Pubblicato il 3 aprile 2026, in coincidenza con il Venerdì Santo, Easter Lily degli U2 si configura come il secondo capitolo di un progetto concepito per accompagnare simbolicamente il tempo liturgico della Quaresima, dopo Days of Ash, uscito poche settimane prima in occasione del Mercoledì delle Ceneri. Se il primo EP era orientato verso una riflessione più esplicitamente politica, questo nuovo lavoro si sposta su un piano più intimo, concentrandosi su temi come l’amicizia, la perdita, la fede. Il titolo è pensato come un omaggio a Patti Smith.
Le canzoni
Prodotto dall’esperto Jacknife Lee, Easter Lily rinvia al classico suono U2, senza particolari innovazioni, ma anche senza cadute drammatiche. Si articola in sei brani che sviluppano declinazioni diverse dei temi annunciati. L’apertura con Song for Hal è un omaggio al produttore Hal Willner, scomparso nel 2020, e si distingue per la presenza alla voce principale di The Edge, che a furia di ascoltare Bono canta quasi come lui. Segue In A Life, che riflette sul valore e sulla durata dell’amicizia, con un piglio piacevolmente vivace: è il momento migliore dell’EP. Chitarra e ritmica di Scars rimandano al suono della band agli esordi, ma troppo stemperate dalle tastiere.

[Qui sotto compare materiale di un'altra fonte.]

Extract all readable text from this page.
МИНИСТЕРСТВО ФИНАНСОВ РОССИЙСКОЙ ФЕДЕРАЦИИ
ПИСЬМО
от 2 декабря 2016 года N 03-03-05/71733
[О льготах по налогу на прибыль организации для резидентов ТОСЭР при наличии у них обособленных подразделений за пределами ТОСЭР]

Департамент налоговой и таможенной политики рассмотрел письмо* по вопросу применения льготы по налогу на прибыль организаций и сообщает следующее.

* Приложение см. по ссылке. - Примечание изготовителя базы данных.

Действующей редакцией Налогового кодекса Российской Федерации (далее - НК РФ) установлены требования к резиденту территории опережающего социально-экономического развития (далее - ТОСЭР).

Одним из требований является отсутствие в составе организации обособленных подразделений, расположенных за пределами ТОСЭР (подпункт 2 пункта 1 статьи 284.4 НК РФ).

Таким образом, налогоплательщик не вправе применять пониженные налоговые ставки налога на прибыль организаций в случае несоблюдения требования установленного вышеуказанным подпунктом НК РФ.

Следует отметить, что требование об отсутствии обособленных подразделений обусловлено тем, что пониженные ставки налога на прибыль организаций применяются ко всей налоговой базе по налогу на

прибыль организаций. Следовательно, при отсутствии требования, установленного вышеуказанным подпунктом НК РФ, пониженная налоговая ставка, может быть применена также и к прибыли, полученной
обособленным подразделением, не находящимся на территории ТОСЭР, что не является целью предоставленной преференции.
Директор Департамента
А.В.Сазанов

Resurrection Song è basata su un demo risalente al 2016, non il periodo più fecondo per la band. Easter Parade è esuberante ma abbastanza anonima. A chiudere è COEXIST (I Will Bless the Lord at All Times), costruita su un paesaggio sonoro elaborato da Brian Eno, e quindi anche solo per questo merita l’ascolto.
Non è abbastanza per un ritorno che conti davvero
Non mi pare che questo Easter Lily abbia ricevuto la stessa attenzione dell’EP precedente: gli U2 ‘politici’ avevano incuriosito in questi tempi esacerbati dai conflitti, ma il quartetto deve fare di più sotto il profilo musicale per riacquistare lo status di un tempo.
Qualcuno ha scritto che la resurrezione di Bob Dylan con l’immenso Time Out of Mind nel 1997 fosse (almeno in parte) dovuta alla latente rivalità con il figlio Jakob, il cui secondo disco con i Wallflowers, Bringing Down the Horse, aveva riscosso un grande successo. Allora, visto come galoppa bene il pop-rock degli Inhaler di Elijah Hewson, figlio di Bono, potremmo interpretare questi timidi tentativi come frutto di competizione familiare? Chissà. Va detto però che sono ancora troppo timidi: per riportare gli U2 dov’erano un tempo ci vorrebbe ben altro.